Article
Adolescents who have acne may have higher grade point averages and higher earning potential in the job market, according to findings from a recent study.
Adolescents who have acne may have higher grade point averages and higher earning potential in the job market, according to findings from a recent study.
Researchers from the departments of economics at Emory University, Atlanta, and Ball State University, Muncie, Ind., examined data from the National Longitudinal Study of Adolescent to Adult Health (Add Health).
Add Health included four waves of inquiries beginning in 1994 and concluding in 2008, with respondents surveyed from grades 7-12 and continuing through age 32. The first wave included 90,000; each subsequent wave included responses from about 15,000 of the original participants. Add Health asked participants questions related to skin problems and acne medication use, measures of self-esteem and socialization, and measures of academic performance.
They noted that adolescents who had acne in middle and high school had decreased socialization, but higher educational performance and attainment. Having acne was positively associated with overall grade point average in high school and the completion of a college degree.

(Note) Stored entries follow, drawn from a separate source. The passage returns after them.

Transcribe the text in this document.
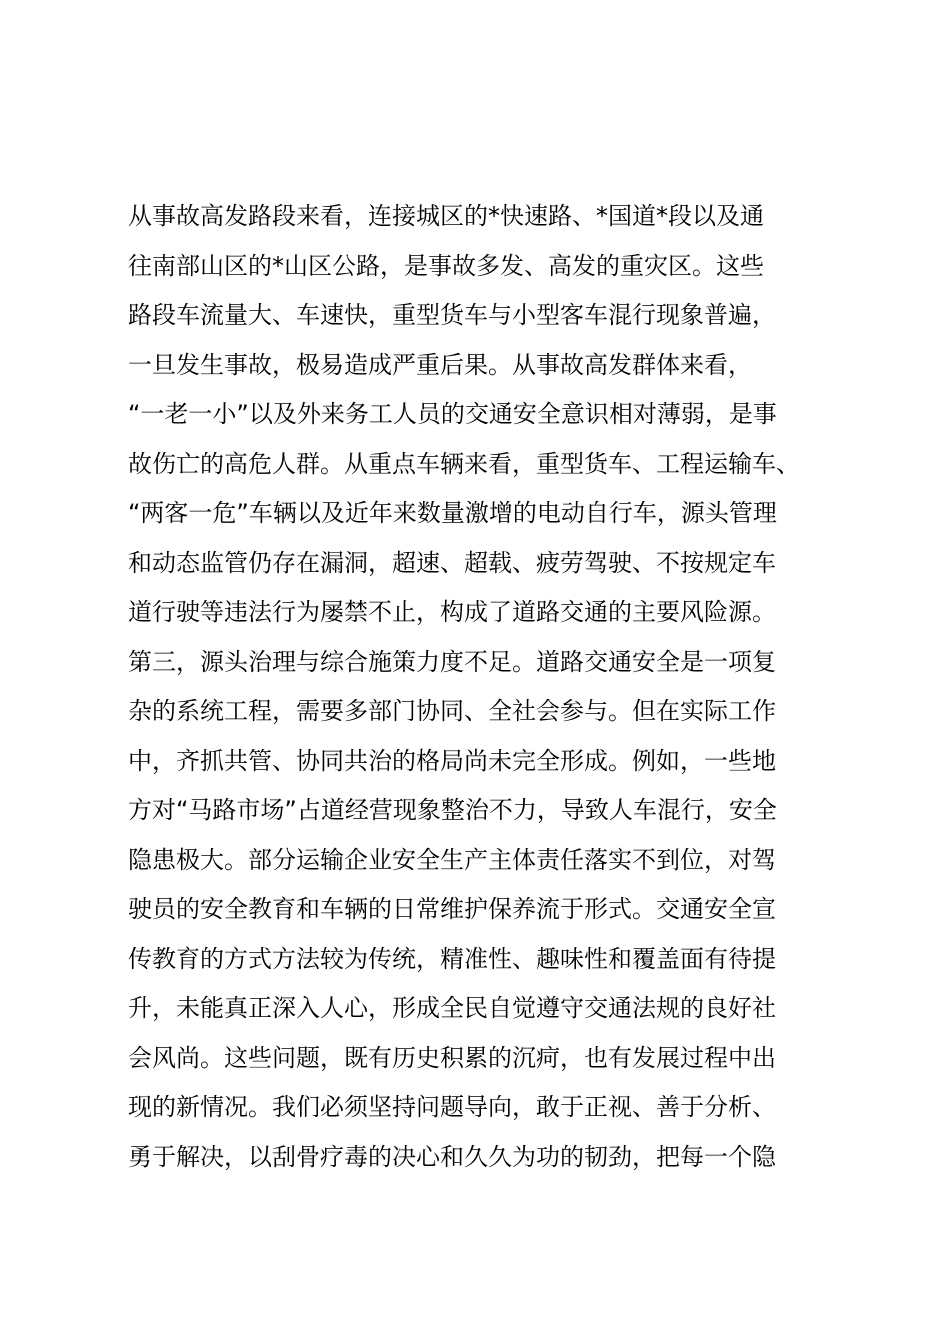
从事故高发路段来看，连接城区的*快速路、*国道*段以及通
往南部山区的*山区公路，是事故多发、高发的重灾区。这些
路段车流量大、车速快，重型货车与小型客车混行现象普遍，
一旦发生事故，极易造成严重后果。从事故高发群体来看，
“一老一小”以及外来务工人员的交通安全意识相对薄弱，是事
故伤亡的高危人群。从重点车辆来看，重型货车、工程运输车、
“两客一危”车辆以及近年来数量激增的电动自行车，源头管理
和动态监管仍存在漏洞，超速、超载、疲劳驾驶、不按规定车
道行驶等违法行为屡禁不止，构成了道路交通的主要风险源。
第三，源头治理与综合施策力度不足。道路交通安全是一项复
杂的系统工程，需要多部门协同、全社会参与。但在实际工作
中，齐抓共管、协同共治的格局尚未完全形成。例如，一些地
方对“马路市场”占道经营现象整治不力，导致人车混行，安全
隐患极大。部分运输企业安全生产主体责任落实不到位，对驾
驶员的安全教育和车辆的日常维护保养流于形式。交通安全宣
传教育的方式方法较为传统，精准性、趣味性和覆盖面有待提
升，未能真正深入人心，形成全民自觉遵守交通法规的良好社
会风尚。这些问题，既有历史积累的沉疴，也有发展过程中出
现的新情况。我们必须坚持问题导向，敢于正视、善于分析、
勇于解决，以刮骨疗毒的决心和久久为功的韧劲，把每一个隐
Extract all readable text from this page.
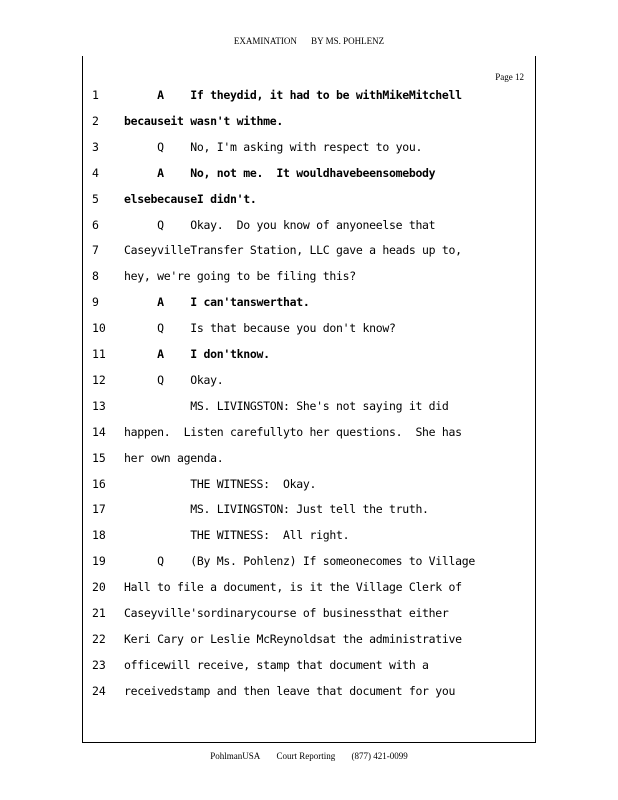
EXAMINATION BY MS. POHLENZ
Page 12
1	A    If theydid, it had to be withMikeMitchell
2	becauseit wasn't withme.
3	Q    No, I'm asking with respect to you.
4	A    No, not me.  It wouldhavebeensomebody
5	elsebecauseI didn't.
6	Q    Okay.  Do you know of anyoneelse that
7	CaseyvilleTransfer Station, LLC gave a heads up to,
8	hey, we're going to be filing this?
9	A    I can'tanswerthat.
10 Q    Is that because you don't know?
11 A    I don'tknow.
12 Q    Okay.
13 MS. LIVINGSTON: She's not saying it did
14 happen.  Listen carefullyto her questions.  She has
15 her own agenda.
16 THE WITNESS:  Okay.
17 MS. LIVINGSTON: Just tell the truth.
18 THE WITNESS:  All right.
19 Q    (By Ms. Pohlenz) If someonecomes to Village
20 Hall to file a document, is it the Village Clerk of
21 Caseyville'sordinarycourse of businessthat either
22 Keri Cary or Leslie McReynoldsat the administrative
23 officewill receive, stamp that document with a
24 receivedstamp and then leave that document for you
PohlmanUSA Court Reporting (877) 421-0099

The associations were stronger for women and whites than for men and blacks.
“Knowledge of these associations may provide consolation and hope to teenagers suffering from acne,” the study authors wrote. “Whether these relationships are causal remains uncertain, although we do find some evidence that having acne in adolescence is fairly random and not related to socioeconomic status. Further investigation into the validity of an assumption of exogeneity of acne, as well as other measures of physical appearance, is called for.”
The paper was published online May 5 in SSRN.
Mialon, HM, Nesson E. “Do Pimples Pay? Acne, Human Capital, and the Labor Market.” 2017; May 5.